We amplified the EGFR open reading frame as described previously.⁽²⁵⁾ We produced the EGFR deletion mutants (EGFR/dN152, EGFR/dN313, EGFR/dN370, EGFR/dN375, EGFR/dN380, and EGFR/dN482) using HotStar HiFidelity Polymerase Kit (Qiagen, Inc., Hilden, Germany) with oligonucleotides containing the desired mutations. At the N-terminus, we added the PA tag (GVAMPGAEDDVV),⁽²⁶⁾ which is recognized by NZ-1.⁽²⁷⁾ We inserted the RIEDL tag⁽²⁴⁾ in the EGFR sequence using a HotStar HiFidelity Polymerase Kit with oligonucleotides containing the RIEDL tag insertions at the desired position in ₃₇₅-AFRGDSFTHTPPLDP-₃₈₉ of EGFR/dN313. For example, we produced Ala375_RIEDL_Phe376 (A375_R*_F376) by inserting the RIEDL sequence between Ala375 and Phe376 of EGFR/dN313. We inserted the polymerase chain reaction fragments bearing the desired mutations into the pCAG-Ble vector using an In-Fusion HD Cloning Kit (Takara Bio, Inc., Shiga, Japan).
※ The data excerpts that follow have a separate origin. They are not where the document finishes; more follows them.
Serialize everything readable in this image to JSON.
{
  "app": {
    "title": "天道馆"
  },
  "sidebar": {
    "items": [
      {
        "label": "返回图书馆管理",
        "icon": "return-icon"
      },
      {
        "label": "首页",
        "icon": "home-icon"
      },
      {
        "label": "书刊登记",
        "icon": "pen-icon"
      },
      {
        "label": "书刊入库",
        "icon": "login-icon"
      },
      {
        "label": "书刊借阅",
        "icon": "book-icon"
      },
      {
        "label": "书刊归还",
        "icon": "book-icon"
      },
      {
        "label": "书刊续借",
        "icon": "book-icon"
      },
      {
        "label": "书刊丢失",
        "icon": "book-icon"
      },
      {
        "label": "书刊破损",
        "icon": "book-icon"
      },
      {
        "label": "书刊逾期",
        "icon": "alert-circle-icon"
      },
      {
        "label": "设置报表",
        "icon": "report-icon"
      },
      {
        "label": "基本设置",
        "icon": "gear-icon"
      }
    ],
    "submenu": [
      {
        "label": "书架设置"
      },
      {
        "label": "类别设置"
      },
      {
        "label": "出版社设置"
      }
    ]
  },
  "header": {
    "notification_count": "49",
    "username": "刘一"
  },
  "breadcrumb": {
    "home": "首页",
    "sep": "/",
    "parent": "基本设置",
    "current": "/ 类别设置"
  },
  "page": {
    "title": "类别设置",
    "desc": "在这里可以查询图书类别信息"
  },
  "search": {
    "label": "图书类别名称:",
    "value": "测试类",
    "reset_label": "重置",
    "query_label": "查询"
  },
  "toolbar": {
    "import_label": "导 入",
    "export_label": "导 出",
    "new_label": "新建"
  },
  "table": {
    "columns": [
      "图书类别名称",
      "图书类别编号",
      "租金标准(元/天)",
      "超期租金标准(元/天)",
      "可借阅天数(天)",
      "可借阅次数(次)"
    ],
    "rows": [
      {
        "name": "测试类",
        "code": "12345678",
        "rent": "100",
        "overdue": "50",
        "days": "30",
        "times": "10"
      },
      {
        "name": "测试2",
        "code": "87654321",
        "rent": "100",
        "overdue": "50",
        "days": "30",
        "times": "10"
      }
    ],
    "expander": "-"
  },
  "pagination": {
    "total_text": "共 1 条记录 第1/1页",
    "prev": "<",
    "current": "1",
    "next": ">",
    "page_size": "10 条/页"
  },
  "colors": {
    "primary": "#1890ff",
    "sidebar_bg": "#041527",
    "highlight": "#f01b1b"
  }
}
The RIEDL tag insertion mutants produced are Ala375_RIEDL_Phe376 (A375_R*_F376), Phe376_RIEDL_Arg377 (F376_R*_R377), Arg377_RIEDL_Gly378 (R377_R*_G378), Gly378_RIEDL_Asp379 (G378_R*_D379), Asp379_RIEDL_Ser380 (D379_R*_S380), Ser380_RIEDL_Phe381 (S380_R*_F381), Phe381_RIEDL_Thr382 (F381_R*_T382), Thr382_RIEDL_His383 (T382_R*_H383), His383_RIEDL_Thr384 (H383_R*_T384), Thr384_RIEDL_Pro385 (T384_R*_P385), Pro385_RIEDL_Pro386 (P385_R*_P386), Pro386_RIEDL_Leu387 (P386_R*_L387), Leu387_RIEDL_Asp388 (L387_R*_D388), and Asp388_RIEDL_Pro389 (D388_R*_P389).

Flow cytometry

We harvested the cells by brief exposure to 0.25% trypsin/1 mM ethylenediaminetetraacetic acid (Nacalai Tesque, Inc.). After washing in 0.1% bovine serum albumin in phosphate-buffered saline (blocking buffer), the cells were treated with primary mAbs, such as EMab-51 (mouse IgG₁, kappa), NZ-1 (rat IgG_2a, lambda), or LpMab-7 (mouse IgG₁, kappa) at a concentration of 1 μg/mL for 30 minutes at 4℃; subsequently, with Alexa Fluor 488-conjugated anti-mouse IgG or Alexa Fluor 488-conjugated anti-rat IgG (1:1000; Cell Signaling Technology, Inc., Danvers, MA). We collected fluorescence data using an EC800 Cell Analyzer (Sony Corp.).

Results

Determination of the EMab-51-recognized epitope using EGFR deletion mutants

EMab-51 might recognize an epitope located at the extracellular region of EGFR because we obtained it by immunizing mice with EGFRec from culture supernatants of LN229/EGFRec cells.⁽²³⁾ First, we produced N-terminal deletion mutants (EGFR/dN152, EGFR/dN313, and EGFR/dN482) with a PA tag at their N-terminus and investigated the reactivity between EMab-51 and each deletion mutant by flow cytometry analysis. EMab-51 recognized EGFR/wild type, EGFR/dN152, and EGFR/dN313, but not EGFR/dN482 (Fig. 1A). In contrast, NZ-1 detected all the deletion mutants (EGFR/dN152, EGFR/dN313, and EGFR/dN482) (Fig. 1B). These results show that the N-terminus of the EMab-51 epitope exists between residues 313 and 482 (Fig. 1C).

FIG. 1.

Epitope mapping using EGFR deletion mutants. (A, B) We analyzed the EGFR deletion mutants using flow cytometry. We expressed the EGFR deletion mutants in CHO-K1 cells and then incubated them with EMab-51 (A), anti-PA tag mAb (NZ-1) (B), or buffer control (A, B) for 30 min at 4°C. Finally, we treated them with the corresponding secondary antibodies. (C) Schematic illustration of EGFR and three deletion mutants with an N-terminal PA tag. Deletion mutants of EGFR: dN152, dN313, and dN482. EMab-51 recognized dN152 and dN313 (in black) but not dN482 (in white). CHO, Chinese hamster ovary; EGFR, epidermal growth factor receptor; IC, intracellular domain; mAbs, monoclonal antibodies; SS, signal sequence; TM, transmembrane domain.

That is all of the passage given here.